Monitoring Your SUSE Virtualization Environment
In today’s dynamic IT landscapes, gaining deep visibility into your hybrid cloud infrastructure is key to ensuring optimal performance and rapid troubleshooting of your virtual machines (VMs). If you’re looking for ways to modernize your infrastructure and reduce costs associated with solutions like VMware and Nutanix, this guide will walk you through how to set up comprehensive monitoring for your SUSE Virtualization environment, which offers containerized workloads in datacenters, public clouds, AI, and at the edge. From installing the SUSE Observability Agent to creating custom dashboards and scraping specialized KubeVirt metrics, you’ll gain insights into how to operate VMs in a cloud-native virtualization environment.
Why Monitor SUSE Virtualization?
Monitoring your SUSE Virtualization cluster allows you to:
- Gain visibility: Track the performance of your virtual machines (VMs) and underlying Kubernetes infrastructure.
- Troubleshoot quickly: Identify issues before they impact production.
- Customize insights: Create tailored views and dashboards focusing on the metrics that matter most to your operations.
While you can monitor your cluster using the SUSE Observability Agent as you would with any standard Kubernetes setup, integrating additional KubeVirt metrics offers deeper insights into your virtualization environment.
Prerequisites
Before you start, ensure you have the following in place:
- SUSE Observability Instance: A running instance to collect and display your metrics.
- SUSE Virtualization Cluster: Your virtualization environment must be up and running.
- Environment Configuration: Make sure your
.env
file is correctly configured (refer to the main README for setup details).
Quick Connectivity Check
Confirm that you can connect to your cluster by running:
cd suse/virtualization/vmi-metrics
eval $(task common:shell-env)
kubectl get nodes
Step 1: Installing the SUSE Observability Agent
Create a StackPack Instance
The first step involves setting up a Kubernetes StackPack instance.
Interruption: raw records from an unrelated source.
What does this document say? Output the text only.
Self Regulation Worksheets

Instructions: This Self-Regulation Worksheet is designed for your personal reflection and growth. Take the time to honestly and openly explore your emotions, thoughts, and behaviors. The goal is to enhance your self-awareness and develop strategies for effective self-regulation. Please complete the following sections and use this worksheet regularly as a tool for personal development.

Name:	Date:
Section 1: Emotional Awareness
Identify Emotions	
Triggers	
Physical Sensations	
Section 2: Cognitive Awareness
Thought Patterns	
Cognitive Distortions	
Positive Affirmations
The instance name is determined by your CLUSTER_NAME
environment variable. Simply run:
task install-stackpack-instance
Deploy the Agent
Deploy the SUSE Observability Agent to start collecting metrics:
task common:deploy-observability-agent
After deployment, log in to your SUSE Observability instance. You should now see your cluster synced and begin receiving data.
Step 2: Creating Custom Views for Virtual Machines
SUSE Observability provides the flexibility to create custom views so you can focus on key components of your virtualization environment. This is particularly useful for isolating data on virtual machines and their controllers.
Define Custom Views
Using STQL queries, you can filter the data for different components:
- VirtControllers:
(label IN ("kubevirt.io:virt-control") AND type = "pod")
- VirtualMachines:
(label IN ("kubevirt.io:virt-launcher") AND type = "pod")
💡 Pro Tip: Star a view to pin it to the left menu for quick access.
For more details, check out the custom view documentation.
Step 3: Scraping KubeVirt Metrics with OpenTelemetry
Your SUSE Virtualization environment exposes metrics through a Kubernetes service called kubevirt-prometheus-metrics
. These metrics can be scraped and sent to SUSE Observability using the OpenTelemetry collector.
For a complete list of available metrics, refer to the KubeVirt metrics documentation.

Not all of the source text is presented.